Le compte à rebours est lancé. Prévue pour 2027, la monnaie unique de la Communauté économique des États de l’Afrique de l’Ouest — l’ECO — pourrait voir le jour… sans les huit pays de l’UEMOA. Une hypothèse qui bouleverse les équilibres économiques régionaux et soulève une question explosive : peut-on réellement bâtir l’ECO sans ceux qui partagent déjà une monnaie commune ?
Une première phase… sans l’UEMOA ?
Réunis la semaine dernière à Monrovia, au Liberia, les gouverneurs des banques centrales de douze pays de la CEDEAO ont relancé officiellement le projet. Selon le communiqué final, la première phase de mise en œuvre concernerait :
le Liberia
le Nigeria
le Ghana
la Sierra Leone
la Guinée
la Gambie
Le lancement reste conditionné au respect des critères de convergence macroéconomique et à la mise en place des structures de gouvernance.
Mais un détail frappe les observateurs : aucun des huit pays membres de l’UEMOA ne figure dans cette première vague.
L’UEMOA mise à l’écart ?
Les pays de l’Union économique et monétaire ouest-africaine — le Bénin, le Burkina Faso, la Côte d’Ivoire, la Guinée-Bissau, le Mali, le Niger, le Sénégal et le Togo — partagent déjà le franc CFA. Cette monnaie est émise par la Banque centrale des États de l’Afrique de l’Ouest et arrimée à l’euro.
Ironie du calendrier : les pays qui disposent déjà d’une union monétaire opérationnelle pourraient être absents de la phase inaugurale de la future monnaie unique régionale.
Faut-il y voir :
une stratégie graduelle de la CEDEAO ?
un désaccord technique sur les critères de convergence ?

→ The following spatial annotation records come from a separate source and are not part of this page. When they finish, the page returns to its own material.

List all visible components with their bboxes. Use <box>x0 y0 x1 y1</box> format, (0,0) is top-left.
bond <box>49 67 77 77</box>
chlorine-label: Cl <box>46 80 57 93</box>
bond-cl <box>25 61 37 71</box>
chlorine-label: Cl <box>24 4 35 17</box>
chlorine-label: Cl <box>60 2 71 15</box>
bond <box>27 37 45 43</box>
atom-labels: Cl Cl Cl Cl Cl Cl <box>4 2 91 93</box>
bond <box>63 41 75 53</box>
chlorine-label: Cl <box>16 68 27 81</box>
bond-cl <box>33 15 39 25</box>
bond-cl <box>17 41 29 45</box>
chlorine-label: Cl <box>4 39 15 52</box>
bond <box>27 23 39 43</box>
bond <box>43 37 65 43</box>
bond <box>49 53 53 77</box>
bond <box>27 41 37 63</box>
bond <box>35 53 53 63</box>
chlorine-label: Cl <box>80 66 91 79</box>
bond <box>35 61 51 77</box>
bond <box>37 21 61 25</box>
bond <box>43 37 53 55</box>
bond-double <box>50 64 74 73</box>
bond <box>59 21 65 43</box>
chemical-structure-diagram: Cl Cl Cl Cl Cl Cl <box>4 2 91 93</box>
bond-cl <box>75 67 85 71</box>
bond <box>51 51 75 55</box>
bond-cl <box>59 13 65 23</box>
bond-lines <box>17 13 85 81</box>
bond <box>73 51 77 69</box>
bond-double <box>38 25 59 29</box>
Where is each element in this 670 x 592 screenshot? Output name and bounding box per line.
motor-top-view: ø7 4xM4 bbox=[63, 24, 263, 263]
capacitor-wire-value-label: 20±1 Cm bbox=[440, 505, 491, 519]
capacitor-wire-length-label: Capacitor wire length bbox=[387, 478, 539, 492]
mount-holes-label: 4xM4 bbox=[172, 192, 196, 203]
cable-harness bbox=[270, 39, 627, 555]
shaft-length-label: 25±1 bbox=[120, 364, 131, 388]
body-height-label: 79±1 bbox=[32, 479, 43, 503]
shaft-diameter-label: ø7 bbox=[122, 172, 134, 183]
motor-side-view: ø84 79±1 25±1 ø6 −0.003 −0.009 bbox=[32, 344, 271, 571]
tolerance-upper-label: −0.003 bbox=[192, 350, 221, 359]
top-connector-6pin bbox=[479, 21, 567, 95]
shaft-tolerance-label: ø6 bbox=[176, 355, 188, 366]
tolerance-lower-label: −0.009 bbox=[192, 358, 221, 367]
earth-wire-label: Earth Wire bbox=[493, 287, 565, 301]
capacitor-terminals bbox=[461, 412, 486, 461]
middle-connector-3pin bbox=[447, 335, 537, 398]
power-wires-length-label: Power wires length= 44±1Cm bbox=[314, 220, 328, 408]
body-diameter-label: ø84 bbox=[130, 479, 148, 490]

ou un profond désalignement politique et monétaire ?
Un risque pour la crédibilité du projet ?
Le projet ECO a toujours été présenté comme l’aboutissement de l’intégration économique ouest-africaine. Mais démarrer sans l’UEMOA, qui représente une part significative de la stabilité monétaire régionale, pourrait fragiliser la perception du projet.
Plusieurs interrogations demeurent :
L’ECO sera-t-elle lancée à deux vitesses ?
Le franc CFA coexistera-t-il temporairement avec l’ECO ?
Comment harmoniser deux dynamiques monétaires parallèles ?
Si la première phase exclut les pays utilisant déjà une monnaie commune, l’objectif d’intégration totale pourrait se retrouver différé… voire complexifié.
Côte d’Ivoire : entre prudence et attente
Pour la Côte d’Ivoire, locomotive économique de l’UEMOA, l’enjeu est stratégique. Abandonner un système monétaire stable pour rejoindre une nouvelle architecture encore en construction n’est pas une décision anodine.
La CEDEAO devra donc clarifier :
le calendrier d’adhésion des pays de l’UEMOA,
le mécanisme de transition du franc CFA vers l’ECO,
et les garanties de stabilité monétaire.
Car au-delà des annonces, c’est la crédibilité de toute l’intégration régionale qui est en jeu.
Une chose est certaine : si l’ECO voit le jour sans l’UEMOA, l’Afrique de l’Ouest entrera dans une phase monétaire inédite. Et l’histoire économique de la région pourrait s’écrire… en deux temps.